Turbine Services Creation

Adding your own services to Turbine is an easy task. Simply make your class extend org.apache.turbine.services.TurbineBaseService. This is necessary so that the Turbine Service Broker can start up your service.

To make it known to the Turbine itself, you must configure it in the TurbineResources.properties like this:

services.MyServiceName.classname = full.class.name.of.your.service

and you're set, Turbine will now initialize the service if it is requested by an application. Please be aware that your service is not initialized right at Startup. This is called lazy init. If you need your Service to start up right away, you must add another property to the TurbineResources.properties:

services.MyServiceName.earlyInit = true

If you look at the examples of the simple services like servlet/TurbineServletService you'll get on speed pretty fast.

In a Nutshell

  • You must not try to provide a constructor with parameters, best is not to provide any constructor at all, because nothing should be done at construction time (You'll get the default constructor which is fine for us).
  • Your Service will be instantiated exactly once.

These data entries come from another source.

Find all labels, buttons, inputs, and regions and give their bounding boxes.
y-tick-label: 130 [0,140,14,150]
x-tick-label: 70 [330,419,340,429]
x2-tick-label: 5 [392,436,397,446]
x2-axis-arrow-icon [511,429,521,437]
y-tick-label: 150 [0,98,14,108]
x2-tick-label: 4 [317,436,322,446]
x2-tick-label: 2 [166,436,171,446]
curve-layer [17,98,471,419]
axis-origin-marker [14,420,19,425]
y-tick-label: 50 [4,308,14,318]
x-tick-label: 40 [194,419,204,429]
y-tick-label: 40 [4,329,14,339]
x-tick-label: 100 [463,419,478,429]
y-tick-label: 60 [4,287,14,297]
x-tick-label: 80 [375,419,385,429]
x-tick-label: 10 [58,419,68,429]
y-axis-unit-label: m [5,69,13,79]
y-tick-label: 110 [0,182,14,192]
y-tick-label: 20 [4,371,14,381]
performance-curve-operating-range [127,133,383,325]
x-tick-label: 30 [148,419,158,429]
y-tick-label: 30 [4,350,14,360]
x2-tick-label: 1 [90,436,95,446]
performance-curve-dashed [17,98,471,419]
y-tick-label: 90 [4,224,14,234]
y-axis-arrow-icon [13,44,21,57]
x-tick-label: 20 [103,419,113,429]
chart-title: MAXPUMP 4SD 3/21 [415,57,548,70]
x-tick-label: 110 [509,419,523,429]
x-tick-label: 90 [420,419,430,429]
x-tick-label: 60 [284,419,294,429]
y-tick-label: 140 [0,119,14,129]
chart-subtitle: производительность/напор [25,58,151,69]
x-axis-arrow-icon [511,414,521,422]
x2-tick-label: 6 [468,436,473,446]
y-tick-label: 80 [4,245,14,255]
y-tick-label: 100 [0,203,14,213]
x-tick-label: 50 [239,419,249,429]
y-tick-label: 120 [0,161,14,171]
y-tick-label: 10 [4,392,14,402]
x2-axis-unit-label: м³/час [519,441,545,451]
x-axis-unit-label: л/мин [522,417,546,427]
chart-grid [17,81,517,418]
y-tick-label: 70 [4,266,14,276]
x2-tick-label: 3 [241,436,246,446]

So it must be threadsafe and must not use class global variables for session-dependend information.
  • You should provide an init() method which is called when your service is requested for the first time (or at startup if you set earlyInit = true) and should initialize your service dependent code. There is lots of confusion of how this init() method should look like because Turbine used different methods of Service initialization. Beginning with Turbine 2.2, you should only use the parameterless variant:

public void init() throws InitializationException
{
}

  • You must call setInit(true) if your service initializes correctly. Otherwise no user of your service can request it. Right after this, your service might be queried and used by other sessions, so you should not call setInit() prematurely.
  • You might provide a shutdown() method which is called when Turbine shuts down. You can clean up your internal data in this method. You should call setInit(false) as the last thing in shutdown().

Style

It is good style, that if you build the FooService, to provide your.package.FooService.java with an Interface definition of your service which extends org.apache.turbine.services.Service It should contain a constant SERVICE_NAME with the Turbine visible name of your service like this:

package your.package;

import org.apache.turbine.services.Service;   

public interface FooService extends Service
{
    /**
     * The service identifier
     */
    public String SERVICE_NAME = "FooService";
    
    [...]

}

your.package.TurbineFooService.java which extends the org.apache.turbine.services.TurbineBaseService class and implements your.package.FooService and provides the actual code:

package your.package;

import org.apache.turbine.services.TurbineBaseService;

public class TurbineFooService 
    extends TurbineBaseService
    implements FooService
{
    /**
     * Service logic here
     */
    [...]

}

your.package.TurbineFoo.java which contains static facade methods for your service along the following lines:

import org.apache.turbine.services.TurbineServices;

public class TurbineFoo
{
    protected static FooService getService()
    {
        return (FooService) TurbineServices
            .getInstance().getService(FooService.SERVICE_NAME);
    }

    [...]

    public static void fooMethod1()
    {
        getService().fooMethod1();
    }

    public static int fooMethod2(int bar)
    {
        return getService().fooMethod2(bar);
    }

    [...]
    
}

to give users of your service the ability to simply write:

TurbineFoo.fooMethod1();

in their code and not to care about which actual Implementation of FooService is running.

init() and shutdown() applies to Turbine 2.1/2.2 This might change with the lifecycle interfaces in a later release.